Riding high after the ACORN hit in January 2010, O'Keefe led a team into Landrieu's office in New Orleans, La., in an attempt to find out if she was lying when she told constituents who could not reach her office that the phone lines were malfunctioning. Two of the men with O'Keefe, who were dressed as telephone repairmen, asked to "check the phones to make sure they're working." Landrieu's staff didn't buy it—O'Keefe's "repairmen" were wearing tool belts without tools in them—and the group was quickly detained and their equipment confiscated. (Law enforcement officials erased the footage on their cameras before returning them, O'Keefe says.)

After a few days in a local jail and a lengthy fight in court, O'Keefe was cleared of felony charges but convicted of the misdemeanor of entering a federal building under "false pretenses."

Despite the outcome, some news outlets incorrectly labeled him a felon after his trial, errors that forced them to issue corrections and, in some cases, settle with O'Keefe when he sued them.

In his book, O'Keefe doesn't reserve his indignation purely for the left or the media. Although he has been lauded by many on the political right for his work, O'Keefe clearly expresses a level of distrust for the Washington, D.C.-based "conservative movement" groups.

For instance, O'Keefe writes that his former employer, the Leadership Institute, an Arlington, Va.-based organization that trains conservative activists, fired him after he conducted a video sting on Planned Parenthood in 2008. After being let go, O'Keefe says the group later used the work he did for them to raise funds. “The message was crystal clear," O'Keefe writes. "The Beltway—right, left and center—in an unprincipled swamp.”

“To this day,” O’Keefe adds later, “I struggle with people in ‘the conservative movement’ who resist all action for fear of ruining their careers.”

While O'Keefe spends many pages detailing his successes, he concedes plenty of mistakes. His work puts him on a steep learning curve about the law, media and politics that he never could have anticipated. He admits missteps in the handling of the Landrieu sting; a poorly thought-out (and strange) attempt to embarrass a CNN reporter on O'Keefe's boat; and even some naivete about how his work would be received by the national media.

Beyond his story, O'Keefe's book also serves as a handbook for activists—a 21st-century version of "Rules for Radicals," which, like the 1971 original by Saul Alinsky, could be useful to those on the left and the right. O’Keefe was obviously inspired by Alinsky—he quotes the late community organizer throughout the book—and he has incorporated his teachings into his own work.

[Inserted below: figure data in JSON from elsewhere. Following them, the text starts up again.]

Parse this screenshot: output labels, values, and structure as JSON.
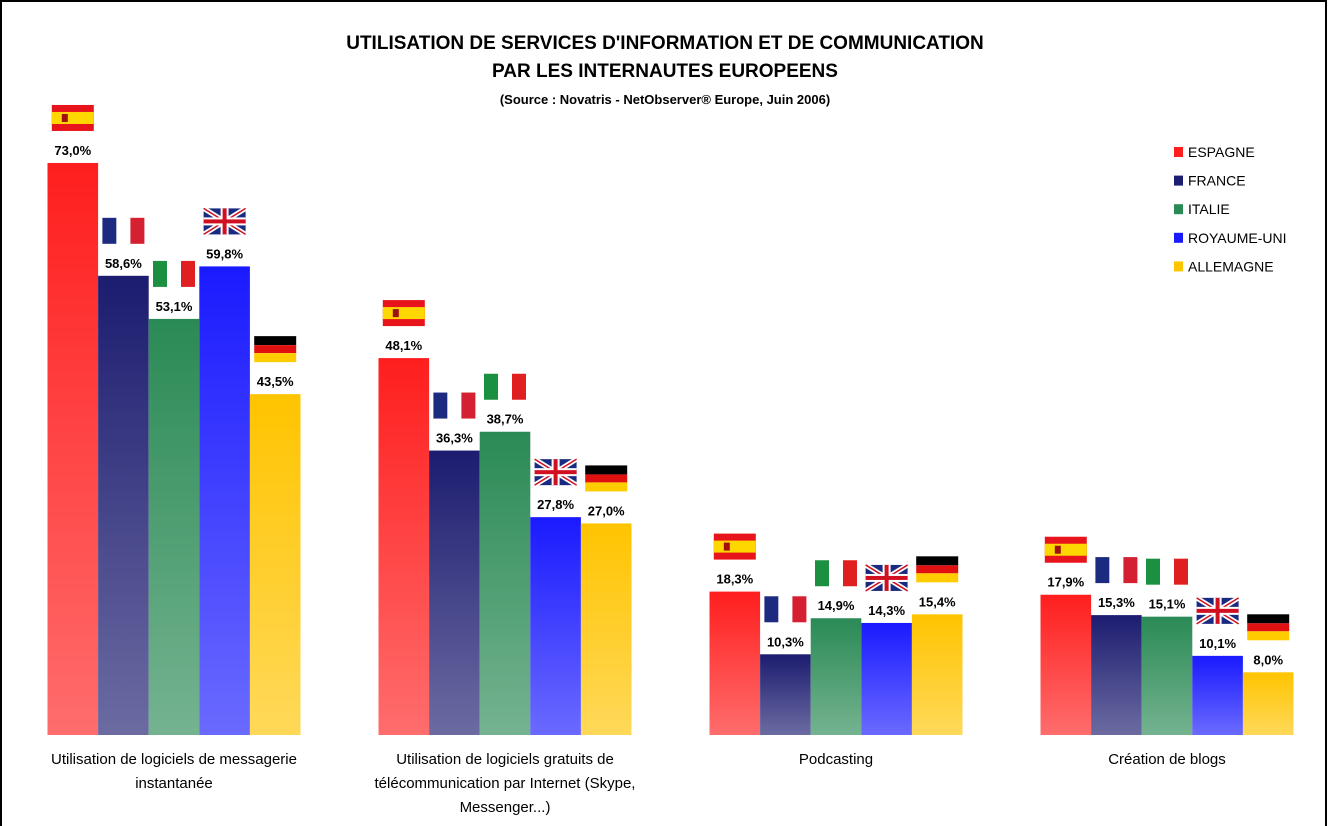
{
  "chart_data": {
    "type": "bar",
    "title": [
      "UTILISATION DE SERVICES D'INFORMATION ET DE COMMUNICATION",
      "PAR LES INTERNAUTES EUROPEENS"
    ],
    "subtitle": "(Source : Novatris - NetObserver® Europe, Juin 2006)",
    "categories": [
      "Utilisation de logiciels de messagerie instantanée",
      "Utilisation de logiciels gratuits de télécommunication par Internet (Skype, Messenger...)",
      "Podcasting",
      "Création de blogs"
    ],
    "series": [
      {
        "name": "ESPAGNE",
        "color": "#ff1e1e",
        "values": [
          73.0,
          48.1,
          18.3,
          17.9
        ],
        "value_labels": [
          "73,0%",
          "48,1%",
          "18,3%",
          "17,9%"
        ]
      },
      {
        "name": "FRANCE",
        "color": "#1c1c70",
        "values": [
          58.6,
          36.3,
          10.3,
          15.3
        ],
        "value_labels": [
          "58,6%",
          "36,3%",
          "10,3%",
          "15,3%"
        ]
      },
      {
        "name": "ITALIE",
        "color": "#2a8a55",
        "values": [
          53.1,
          38.7,
          14.9,
          15.1
        ],
        "value_labels": [
          "53,1%",
          "38,7%",
          "14,9%",
          "15,1%"
        ]
      },
      {
        "name": "ROYAUME-UNI",
        "color": "#1a1aff",
        "values": [
          59.8,
          27.8,
          14.3,
          10.1
        ],
        "value_labels": [
          "59,8%",
          "27,8%",
          "14,3%",
          "10,1%"
        ]
      },
      {
        "name": "ALLEMAGNE",
        "color": "#ffc400",
        "values": [
          43.5,
          27.0,
          15.4,
          8.0
        ],
        "value_labels": [
          "43,5%",
          "27,0%",
          "15,4%",
          "8,0%"
        ]
      }
    ],
    "legend": "top-right"
  }
}
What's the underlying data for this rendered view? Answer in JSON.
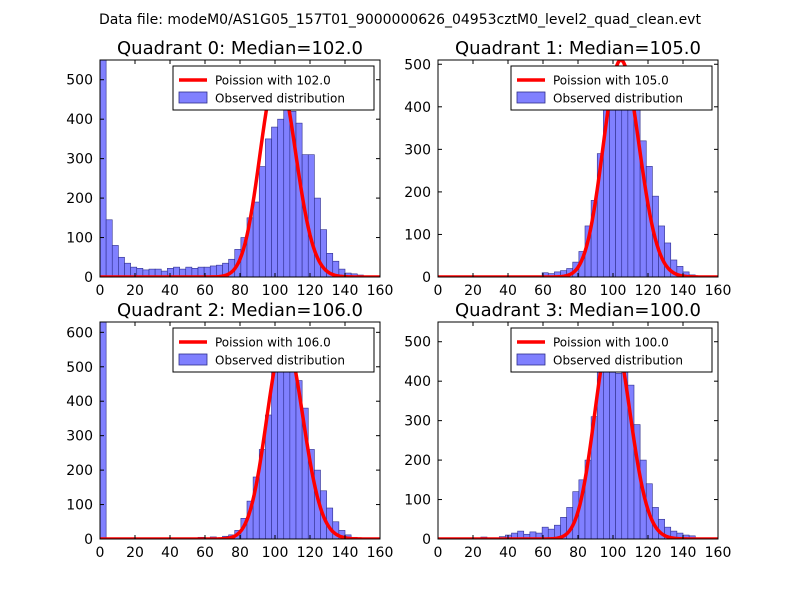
{
  "figure": {
    "suptitle": "Data file: modeM0/AS1G05_157T01_9000000626_04953cztM0_level2_quad_clean.evt"
  },
  "colors": {
    "bar_fill": "#8080ff",
    "bar_edge": "#2e2e8c",
    "curve": "#ff0000",
    "axes": "#000000",
    "legend_edge": "#000000"
  },
  "chart_data": [
    {
      "type": "bar",
      "title": "Quadrant 0: Median=102.0",
      "median": 102.0,
      "xlim": [
        0,
        160
      ],
      "ylim": [
        0,
        550
      ],
      "xticks": [
        0,
        20,
        40,
        60,
        80,
        100,
        120,
        140,
        160
      ],
      "yticks": [
        0,
        100,
        200,
        300,
        400,
        500
      ],
      "bin_width": 3.5,
      "bins_start": [
        0,
        3.5,
        7,
        10.5,
        14,
        17.5,
        21,
        24.5,
        28,
        31.5,
        35,
        38.5,
        42,
        45.5,
        49,
        52.5,
        56,
        59.5,
        63,
        66.5,
        70,
        73.5,
        77,
        80.5,
        84,
        87.5,
        91,
        94.5,
        98,
        101.5,
        105,
        108.5,
        112,
        115.5,
        119,
        122.5,
        126,
        129.5,
        133,
        136.5,
        140,
        143.5,
        147
      ],
      "values": [
        550,
        145,
        80,
        50,
        35,
        25,
        22,
        18,
        20,
        20,
        15,
        22,
        25,
        20,
        25,
        22,
        25,
        25,
        28,
        30,
        35,
        45,
        70,
        100,
        150,
        190,
        280,
        350,
        380,
        400,
        500,
        420,
        390,
        310,
        310,
        200,
        120,
        60,
        40,
        20,
        10,
        8,
        5
      ],
      "curve": {
        "mean": 102.0,
        "label": "Poission with 102.0"
      },
      "legend": {
        "line_label": "Poission with 102.0",
        "patch_label": "Observed distribution",
        "loc": "upper right"
      }
    },
    {
      "type": "bar",
      "title": "Quadrant 1: Median=105.0",
      "median": 105.0,
      "xlim": [
        0,
        160
      ],
      "ylim": [
        0,
        510
      ],
      "xticks": [
        0,
        20,
        40,
        60,
        80,
        100,
        120,
        140,
        160
      ],
      "yticks": [
        0,
        100,
        200,
        300,
        400,
        500
      ],
      "bin_width": 3.5,
      "bins_start": [
        59.5,
        63,
        66.5,
        70,
        73.5,
        77,
        80.5,
        84,
        87.5,
        91,
        94.5,
        98,
        101.5,
        105,
        108.5,
        112,
        115.5,
        119,
        122.5,
        126,
        129.5,
        133,
        136.5,
        140,
        143.5
      ],
      "values": [
        10,
        8,
        12,
        15,
        20,
        35,
        60,
        120,
        180,
        290,
        420,
        460,
        490,
        480,
        460,
        420,
        320,
        260,
        190,
        120,
        80,
        40,
        25,
        12,
        5
      ],
      "curve": {
        "mean": 105.0,
        "label": "Poission with 105.0"
      },
      "legend": {
        "line_label": "Poission with 105.0",
        "patch_label": "Observed distribution",
        "loc": "upper right"
      }
    },
    {
      "type": "bar",
      "title": "Quadrant 2: Median=106.0",
      "median": 106.0,
      "xlim": [
        0,
        160
      ],
      "ylim": [
        0,
        630
      ],
      "xticks": [
        0,
        20,
        40,
        60,
        80,
        100,
        120,
        140,
        160
      ],
      "yticks": [
        0,
        100,
        200,
        300,
        400,
        500,
        600
      ],
      "bin_width": 3.5,
      "bins_start": [
        0,
        56,
        63,
        70,
        73.5,
        77,
        80.5,
        84,
        87.5,
        91,
        94.5,
        98,
        101.5,
        105,
        108.5,
        112,
        115.5,
        119,
        122.5,
        126,
        129.5,
        133,
        136.5,
        140,
        143.5
      ],
      "values": [
        630,
        5,
        6,
        8,
        12,
        25,
        60,
        110,
        180,
        260,
        360,
        520,
        560,
        500,
        490,
        460,
        380,
        260,
        200,
        140,
        90,
        50,
        25,
        12,
        5
      ],
      "curve": {
        "mean": 106.0,
        "label": "Poission with 106.0"
      },
      "legend": {
        "line_label": "Poission with 106.0",
        "patch_label": "Observed distribution",
        "loc": "upper right"
      }
    },
    {
      "type": "bar",
      "title": "Quadrant 3: Median=100.0",
      "median": 100.0,
      "xlim": [
        0,
        160
      ],
      "ylim": [
        0,
        550
      ],
      "xticks": [
        0,
        20,
        40,
        60,
        80,
        100,
        120,
        140,
        160
      ],
      "yticks": [
        0,
        100,
        200,
        300,
        400,
        500
      ],
      "bin_width": 3.5,
      "bins_start": [
        24.5,
        28,
        35,
        38.5,
        42,
        45.5,
        49,
        52.5,
        56,
        59.5,
        63,
        66.5,
        70,
        73.5,
        77,
        80.5,
        84,
        87.5,
        91,
        94.5,
        98,
        101.5,
        105,
        108.5,
        112,
        115.5,
        119,
        122.5,
        126,
        129.5,
        133,
        136.5,
        140,
        143.5,
        147
      ],
      "values": [
        5,
        3,
        6,
        10,
        15,
        20,
        12,
        18,
        15,
        30,
        25,
        35,
        55,
        80,
        120,
        150,
        200,
        310,
        440,
        510,
        480,
        420,
        470,
        390,
        290,
        200,
        140,
        80,
        50,
        30,
        20,
        15,
        10,
        8,
        3
      ],
      "curve": {
        "mean": 100.0,
        "label": "Poission with 100.0"
      },
      "legend": {
        "line_label": "Poission with 100.0",
        "patch_label": "Observed distribution",
        "loc": "upper right"
      }
    }
  ]
}
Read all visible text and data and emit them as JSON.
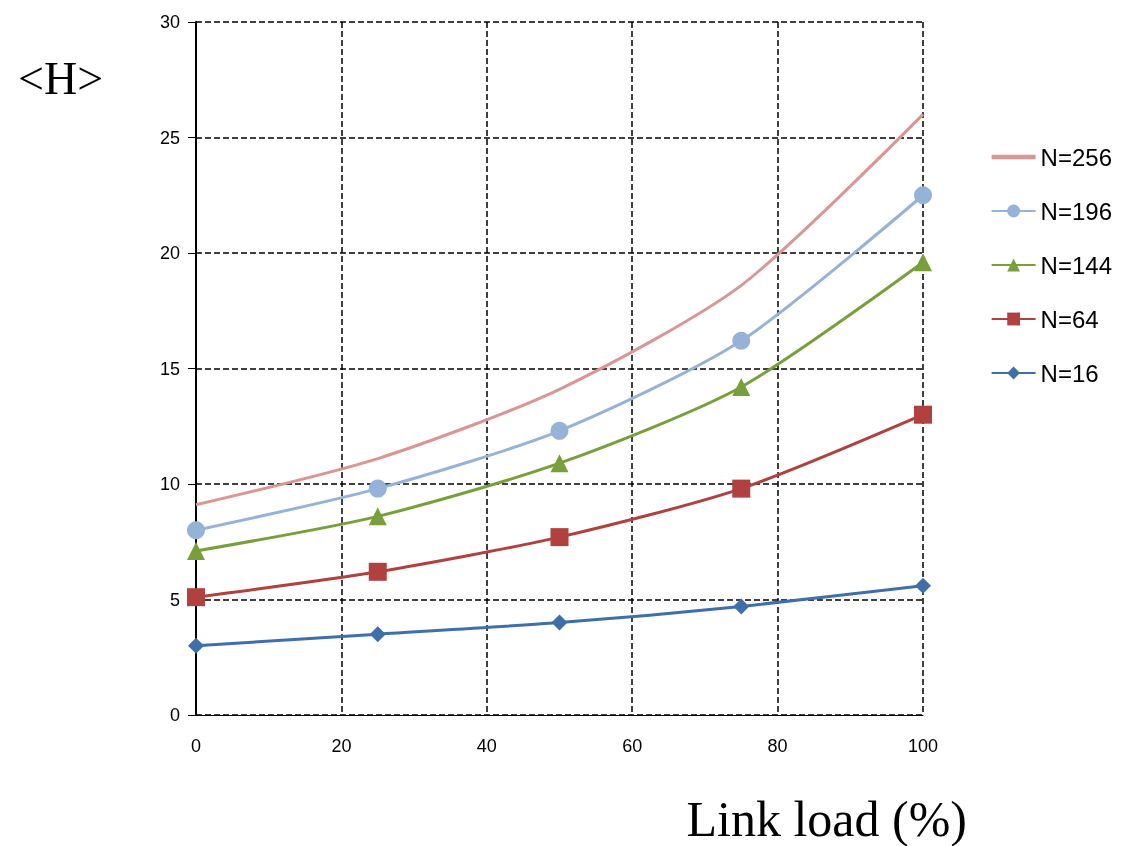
{
  "chart_data": {
    "type": "line",
    "xlabel": "Link load (%)",
    "ylabel": "<H>",
    "x": [
      0,
      25,
      50,
      75,
      100
    ],
    "series": [
      {
        "name": "N=256",
        "color": "#d99694",
        "marker": "none",
        "values": [
          9.1,
          11.1,
          14.1,
          18.6,
          26.0
        ]
      },
      {
        "name": "N=196",
        "color": "#95b3d7",
        "marker": "circle",
        "values": [
          8.0,
          9.8,
          12.3,
          16.2,
          22.5
        ]
      },
      {
        "name": "N=144",
        "color": "#77a03a",
        "marker": "triangle",
        "values": [
          7.1,
          8.6,
          10.9,
          14.2,
          19.6
        ]
      },
      {
        "name": "N=64",
        "color": "#b0413e",
        "marker": "square",
        "values": [
          5.1,
          6.2,
          7.7,
          9.8,
          13.0
        ]
      },
      {
        "name": "N=16",
        "color": "#3f6faa",
        "marker": "diamond",
        "values": [
          3.0,
          3.5,
          4.0,
          4.7,
          5.6
        ]
      }
    ],
    "xlim": [
      0,
      100
    ],
    "xticks": [
      0,
      20,
      40,
      60,
      80,
      100
    ],
    "ylim": [
      0,
      30
    ],
    "yticks": [
      0,
      5,
      10,
      15,
      20,
      25,
      30
    ],
    "grid": true,
    "legend": "right",
    "line_style": "solid"
  }
}
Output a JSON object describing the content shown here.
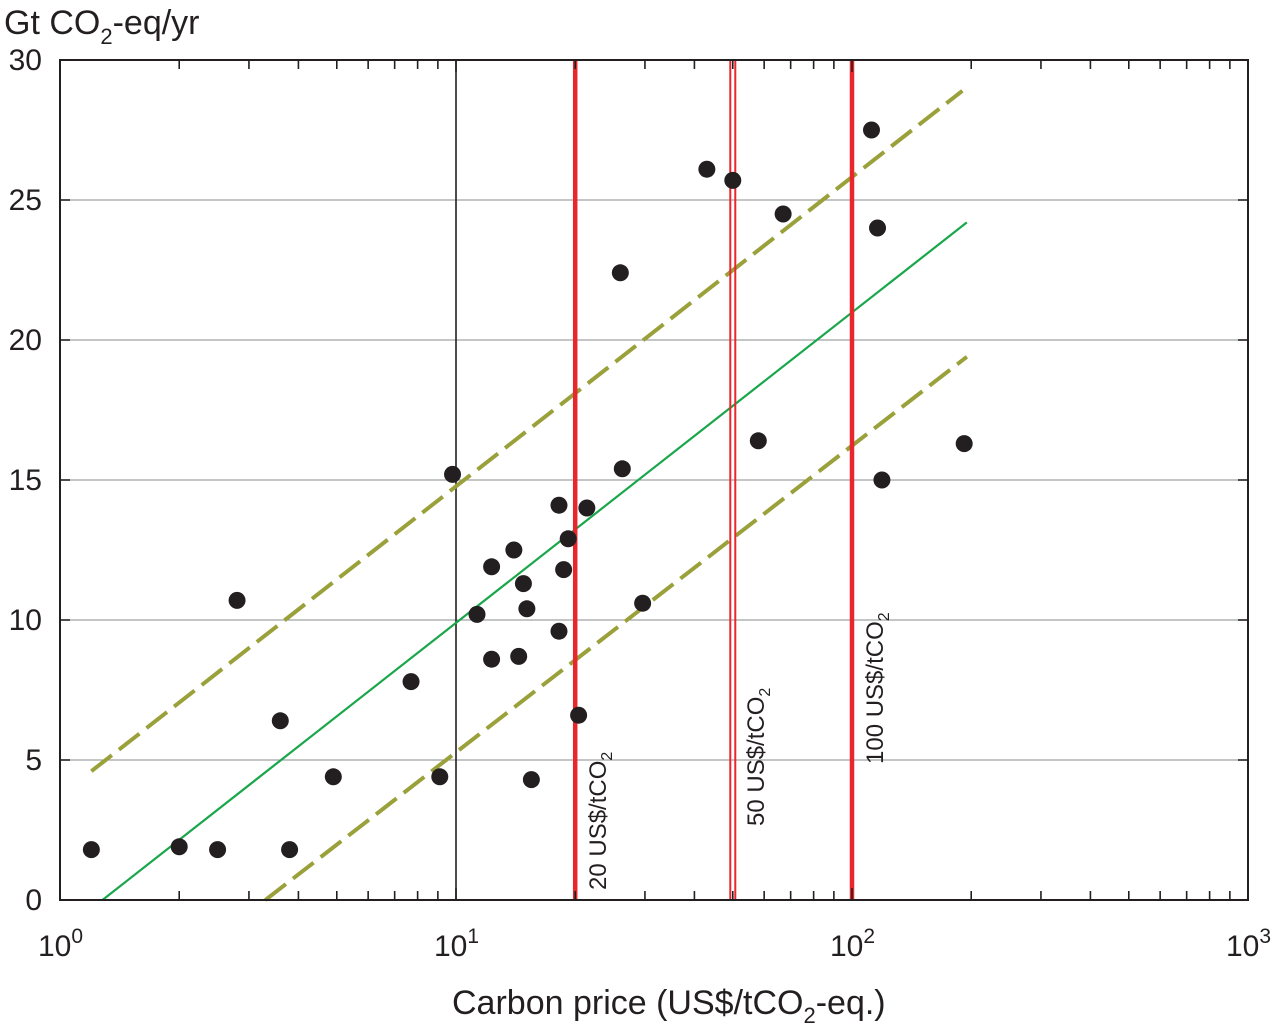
{
  "chart_data": {
    "type": "scatter",
    "title": "",
    "ylabel": {
      "main": "Gt CO",
      "sub": "2",
      "tail": "-eq/yr"
    },
    "xlabel": {
      "main": "Carbon price  (US$/tCO",
      "sub": "2",
      "tail": "-eq.)"
    },
    "x_scale": "log",
    "xlim": [
      1,
      1000
    ],
    "ylim": [
      0,
      30
    ],
    "grid": true,
    "y_ticks": [
      "0",
      "5",
      "10",
      "15",
      "20",
      "25",
      "30"
    ],
    "y_tick_values": [
      0,
      5,
      10,
      15,
      20,
      25,
      30
    ],
    "x_ticks": [
      {
        "value": 1,
        "base": "10",
        "exp": "0"
      },
      {
        "value": 10,
        "base": "10",
        "exp": "1"
      },
      {
        "value": 100,
        "base": "10",
        "exp": "2"
      },
      {
        "value": 1000,
        "base": "10",
        "exp": "3"
      }
    ],
    "reference_lines": [
      {
        "x": 20,
        "label": "20 US$/tCO",
        "sub": "2",
        "style": "solid",
        "color": "#e8262b"
      },
      {
        "x": 50,
        "label": "50 US$/tCO",
        "sub": "2",
        "style": "double",
        "color": "#e8262b"
      },
      {
        "x": 100,
        "label": "100 US$/tCO",
        "sub": "2",
        "style": "solid",
        "color": "#e8262b"
      }
    ],
    "fit_lines": [
      {
        "name": "",
        "style": "solid",
        "color": "#1aa64b",
        "points": [
          [
            1.28,
            0.0
          ],
          [
            195,
            24.2
          ]
        ]
      },
      {
        "name": "",
        "style": "dashed",
        "color": "#9aa13a",
        "points": [
          [
            1.2,
            4.6
          ],
          [
            190,
            28.9
          ]
        ]
      },
      {
        "name": "",
        "style": "dashed",
        "color": "#9aa13a",
        "points": [
          [
            3.3,
            0.0
          ],
          [
            195,
            19.4
          ]
        ]
      }
    ],
    "series": [
      {
        "name": "",
        "color": "#231f20",
        "points": [
          [
            1.2,
            1.8
          ],
          [
            2.0,
            1.9
          ],
          [
            2.5,
            1.8
          ],
          [
            2.8,
            10.7
          ],
          [
            3.6,
            6.4
          ],
          [
            3.8,
            1.8
          ],
          [
            4.9,
            4.4
          ],
          [
            7.7,
            7.8
          ],
          [
            9.1,
            4.4
          ],
          [
            9.8,
            15.2
          ],
          [
            11.3,
            10.2
          ],
          [
            12.3,
            11.9
          ],
          [
            12.3,
            8.6
          ],
          [
            14.0,
            12.5
          ],
          [
            14.4,
            8.7
          ],
          [
            14.8,
            11.3
          ],
          [
            15.1,
            10.4
          ],
          [
            15.5,
            4.3
          ],
          [
            18.2,
            9.6
          ],
          [
            18.2,
            14.1
          ],
          [
            18.7,
            11.8
          ],
          [
            19.2,
            12.9
          ],
          [
            20.4,
            6.6
          ],
          [
            21.4,
            14.0
          ],
          [
            26.0,
            22.4
          ],
          [
            26.3,
            15.4
          ],
          [
            29.6,
            10.6
          ],
          [
            43.0,
            26.1
          ],
          [
            50.0,
            25.7
          ],
          [
            58.0,
            16.4
          ],
          [
            67.0,
            24.5
          ],
          [
            112,
            27.5
          ],
          [
            116,
            24.0
          ],
          [
            119,
            15.0
          ],
          [
            192,
            16.3
          ]
        ]
      }
    ]
  }
}
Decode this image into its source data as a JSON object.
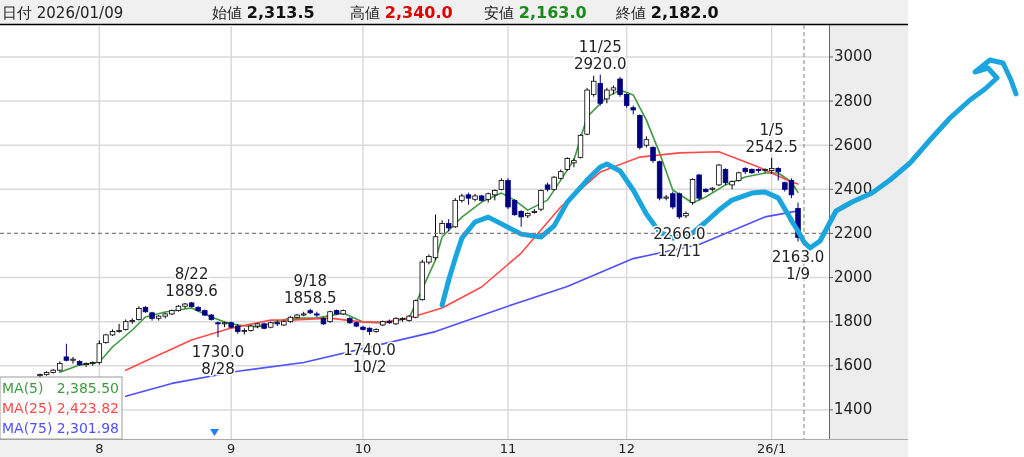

Each chapter of O'Keefe's book begins with one of the “Veritas Rules” he's compiled over the years: "No journalist can speak truth to power unless they are willing to be slandered and arrested"; "Safely extract the tape. If you don't they'll say anything and be believed"; "Content is king." The rules serve as a set of practical reminders about securing media coverage for an investigation and avoiding the swift hand of the law, and how to set up secret cameras. The book has the tendency to both inspire and dissuade readers from getting into the activist-journalism business, given the consequences O'Keefe faced after his more successful exposés.

O'Keefe plans to charge on. (This week he released a new video that shows abuses in a government cellphone program. Several employees of the company featured in his video were fired within hours of the video's release.) In this new era, O'Keefe is wiser than the boy who once donned his grandma's chinchilla coat and better funded than the kid who maxed out his credit cards to make Internet videos.

He will no doubt make plenty more enemies before he's finished, which for O'Keefe probably tells him he's doing something right.